Comments on cbloom rants: 05-20-09 - Some Huffman notes

"You're avoiding branches on the input da...

2010-06-02T21:14:19.058-07:00

"You're avoiding branches on the input data, but don't you get those branches back (almost as unpredictable, although fewer since they're per-symbol instead of per-bit)"

It is inherently impossible to eliminate unpredictable branches in a decompressor. (in fact the unpredictability of the branches is related to the efficiency of the compressor! the memcpy decoder is the only decoder without branches and it also gets zero compression)

I believe this way is the minimum # of branches in a huffman decode (or very close anyway).

The IJG method actually has lots of branches that you aren't accounting for. Filling the bit buffer has branches, how many bits of the buffer are used to decode a symbol has branches, etc.

You're avoiding branches on the input data, bu...

2009-06-03T05:30:54.515-07:00

You're avoiding branches on the input data, but don't you get those branches back (almost as unpredictable, although fewer since they're per-symbol instead of per-bit) in the for loop since you can get multiple outputs from each byte?

libjpeg uses an 8-bit lookup table but without the same kind of state, just filling the buffer to make sure there's always enough.
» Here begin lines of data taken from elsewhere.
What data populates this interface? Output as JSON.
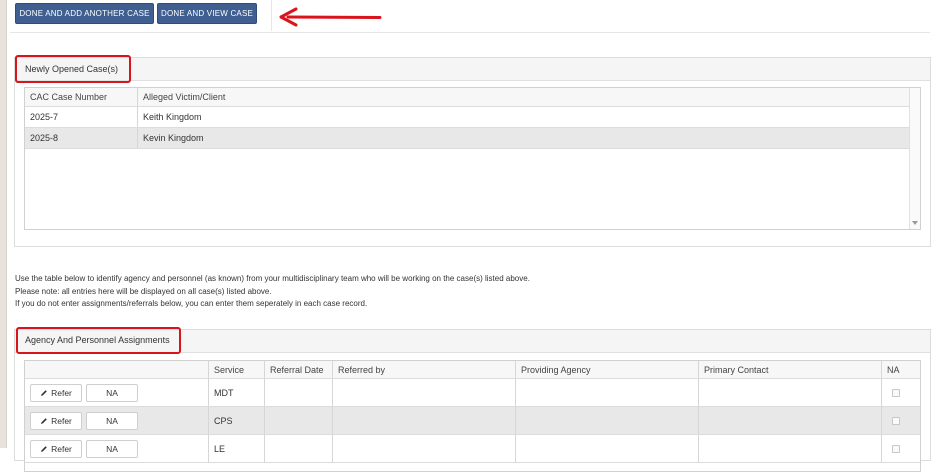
{
  "toolbar": {
    "done_add_label": "DONE AND ADD ANOTHER CASE",
    "done_view_label": "DONE AND VIEW CASE"
  },
  "annotation": {
    "arrow_color": "#d9141c"
  },
  "cases_panel": {
    "title": "Newly Opened Case(s)",
    "columns": [
      "CAC Case Number",
      "Alleged Victim/Client"
    ],
    "rows": [
      {
        "case_number": "2025-7",
        "client": "Keith Kingdom"
      },
      {
        "case_number": "2025-8",
        "client": "Kevin Kingdom"
      }
    ]
  },
  "instructions": [
    "Use the table below to identify agency and personnel (as known) from your multidisciplinary team who will be working on the case(s) listed above.",
    "Please note: all entries here will be displayed on all case(s) listed above.",
    "If you do not enter assignments/referrals below, you can enter them seperately in each case record."
  ],
  "assignments_panel": {
    "title": "Agency And Personnel Assignments",
    "columns": [
      "",
      "Service",
      "Referral Date",
      "Referred by",
      "Providing Agency",
      "Primary Contact",
      "NA"
    ],
    "refer_label": "Refer",
    "na_label": "NA",
    "rows": [
      {
        "service": "MDT"
      },
      {
        "service": "CPS"
      },
      {
        "service": "LE"
      }
    ]
  },
  "colors": {
    "primary_button": "#3f5f91",
    "highlight": "#d9141c"
  }
}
Of course, then you get a branch on “do we need to refill the buffer?”...

Your approach does has use even in a "normal&...

2009-05-21T17:17:29.064-07:00

Your approach does has use even in a "normal" one-symbol eating canonical huffman decoder (I take the IJG-decoder as an example). You normally have to maintain a little buffer-register holding enough left-align bits for the LUT, then you shift the buffer bit-wise to the left (as much bits as you consumed). Your approach allows to get rid of the buffer-register cycling, which means (algorithmically) a lot of conditional bit-shifting would be converted to conditional loops (namely all the shifting into the register, the shifting out of the register is still necessary). That allows to do full adress & size aligned cache-bypass reads (huffman-code streams are hardly ever write-back) from the code-streams.

So under the condition that you have a better instruction-pipe than ALU (loops faster than bit-ops), or the ratio register to cache/mem is high (read-manipulate-write oncache takes long, caches are too full, reading from memory takes long), you have a gain here even without a multi-symbol pushing decoder.

I couldn't say the gain is in fantastic dimensions, but it may work given the right architectural conditions.